Padwekar claimed that a public space named after Ambedkar in New York City, the cultural capital of the world, would shed inhibitions about identity for many Dalits around the world.
“Dalits are hesitant to openly identify as such. I feel proud now because this is a recognition of Ambedkar’s ideals, of equality, and the fact that he fought for us,” he added.
Padwekar’s contention is borne out by research. Gaurav Pathania, Assistant Professor at Eastern Mennonite University, has uncovered a pattern of lower caste South Asians in the U.S. concealing their caste identities.
Due to a fear of adverse repercussions, New York-based writer Yashica Dutt hid her Dalit identity till the age of 30, passing off as the member of an upper caste (Brahmin). She attributes the courage to face her personal history of oppression to reading and discovering Ambedkar’s writing, such as Annihilation of Caste.
“I had internalized casteism, I thought of myself as not equal to people born in a higher caste. Reading his works helped to shatter that myth,” Dutt told Documented.
However, Dutt, whose forthcoming memoir details her Dalit experience, recounted how access to Ambedkar’s works was deliberately curtailed in India, leaving many Dalits in smaller towns, like herself, without an anchor point.
“Despite the attempts to erase him, his ideas were kept alive by the Dalit community, whether by publishing his writings or building his statues. So the renaming of an intersection in New York sends a powerful message to Dalits that their struggles are being recognized globally,” she said.
For others, like Monali, a Brooklyn resident and student of medicine at Hudson Regional Hospital, efforts to honor Ambedkar help lift the veil of invisibility surrounding Dalits like her in the U.S. She asked to be referred to by her first name only due to fears her Dalit identity could cause professional repercussions.
“Seeing the street named after my leader — a historical person, not some mythical figure — I felt validated,” she said. Monali also pointed out the lack of representation within the Indian diaspora.
“The public sphere here is saturated with upper caste culture and religion. Whether it’s recognizing Diwali, or who’s getting invites to the White House. It’s not a Dalit, Adivasi (indigenous), or lower caste person,” she said.
“So there is a sense of feeling equal, of being seen and heard,” Monali added.

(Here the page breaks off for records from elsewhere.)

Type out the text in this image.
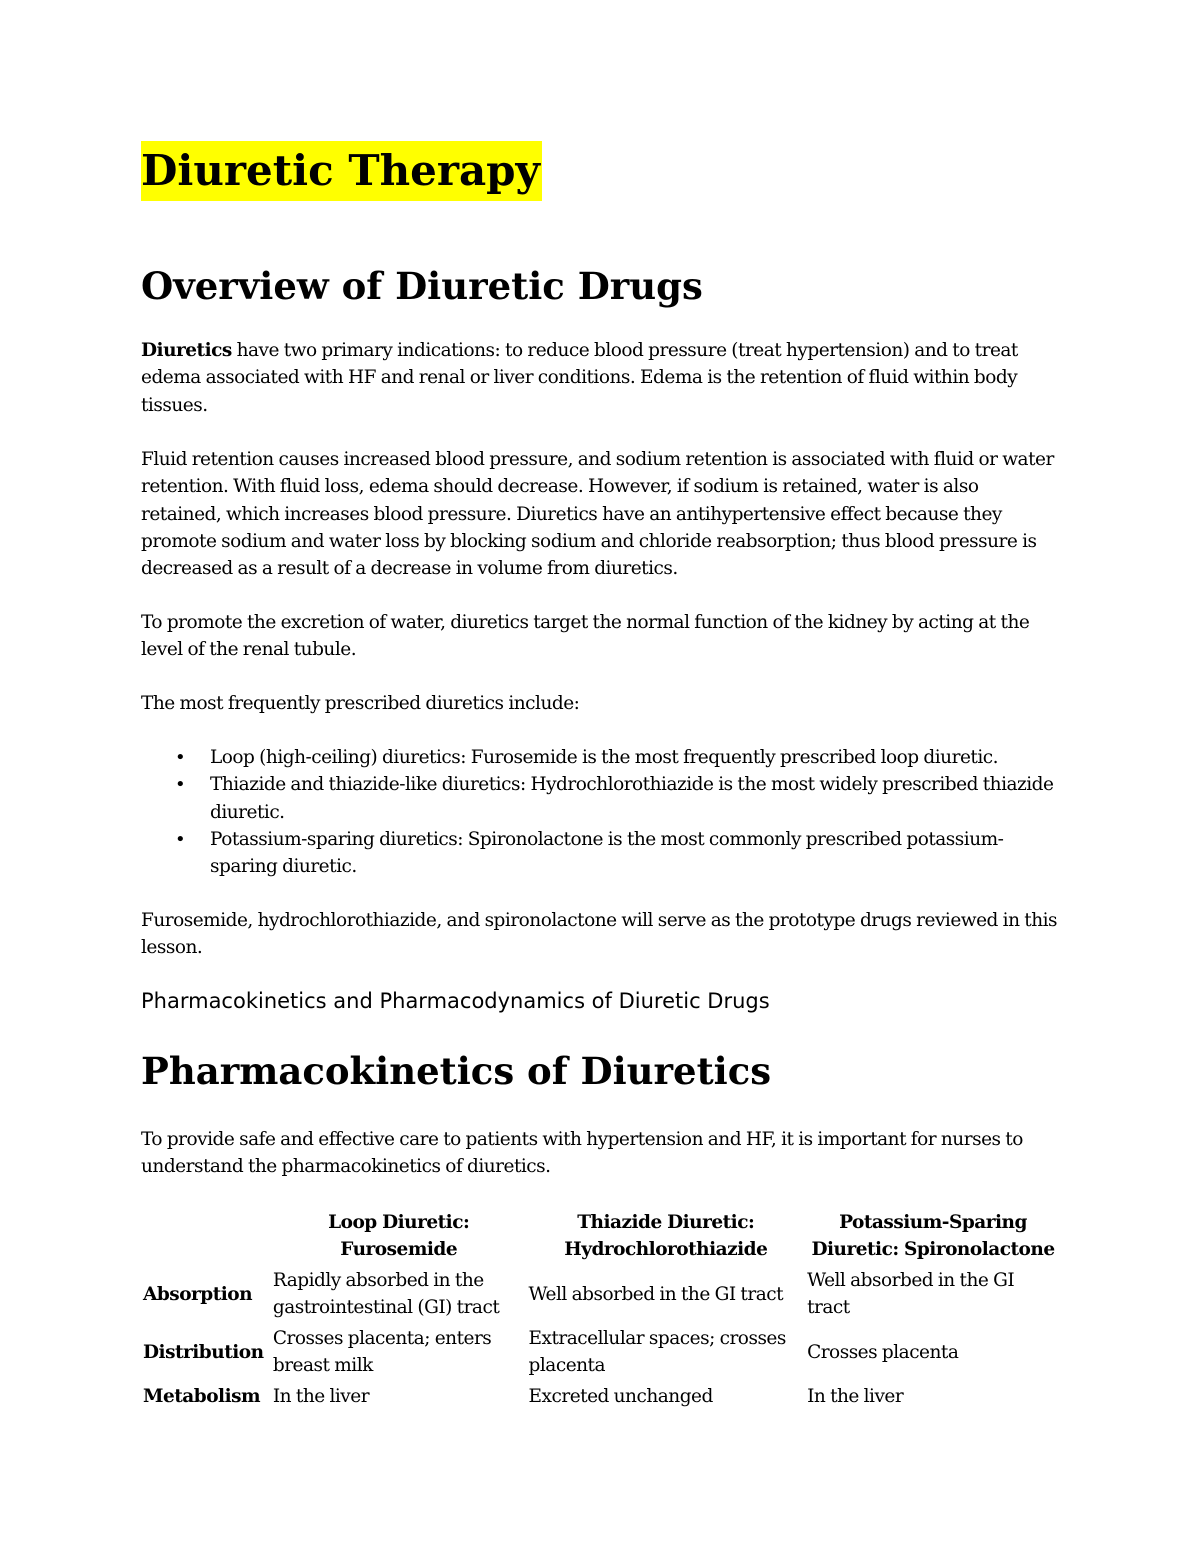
Diuretic Therapy
Overview of Diuretic Drugs

Diuretics have two primary indications: to reduce blood pressure (treat hypertension) and to treat edema associated with HF and renal or liver conditions. Edema is the retention of fluid within body tissues.

Fluid retention causes increased blood pressure, and sodium retention is associated with fluid or water retention. With fluid loss, edema should decrease. However, if sodium is retained, water is also retained, which increases blood pressure. Diuretics have an antihypertensive effect because they promote sodium and water loss by blocking sodium and chloride reabsorption; thus blood pressure is decreased as a result of a decrease in volume from diuretics.

To promote the excretion of water, diuretics target the normal function of the kidney by acting at the level of the renal tubule.

The most frequently prescribed diuretics include:

• Loop (high-ceiling) diuretics: Furosemide is the most frequently prescribed loop diuretic.
• Thiazide and thiazide-like diuretics: Hydrochlorothiazide is the most widely prescribed thiazide diuretic.
• Potassium-sparing diuretics: Spironolactone is the most commonly prescribed potassium-sparing diuretic.

Furosemide, hydrochlorothiazide, and spironolactone will serve as the prototype drugs reviewed in this lesson.

Pharmacokinetics and Pharmacodynamics of Diuretic Drugs
Pharmacokinetics of Diuretics

To provide safe and effective care to patients with hypertension and HF, it is important for nurses to understand the pharmacokinetics of diuretics.

	Loop Diuretic: Furosemide	Thiazide Diuretic: Hydrochlorothiazide	Potassium-Sparing Diuretic: Spironolactone
Absorption	Rapidly absorbed in the gastrointestinal (GI) tract	Well absorbed in the GI tract	Well absorbed in the GI tract
Distribution	Crosses placenta; enters breast milk	Extracellular spaces; crosses placenta	Crosses placenta
Metabolism	In the liver	Excreted unchanged	In the liver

According to the 2020 Indian American Attitudes Survey published by Carnegie Endowment for International Peace, 8 out of ten Indians in the U.S. identified as belonging to the category of upper caste, making Dalits, like Monali, a minority within a minority.
This also explains the muted response from the Indian diaspora over the street co-naming. “Accepting Dalit leaders and their ideas means confronting the existence of caste within the community, which goes against the perception of Indians as a model minority,” Dutt observed.
Monali said she is thrilled she can now take her friends to Dr. B.R Ambedkar Way when they visit from India. “The upper castes have their temples. This is going to be our pilgrimage center,” she said.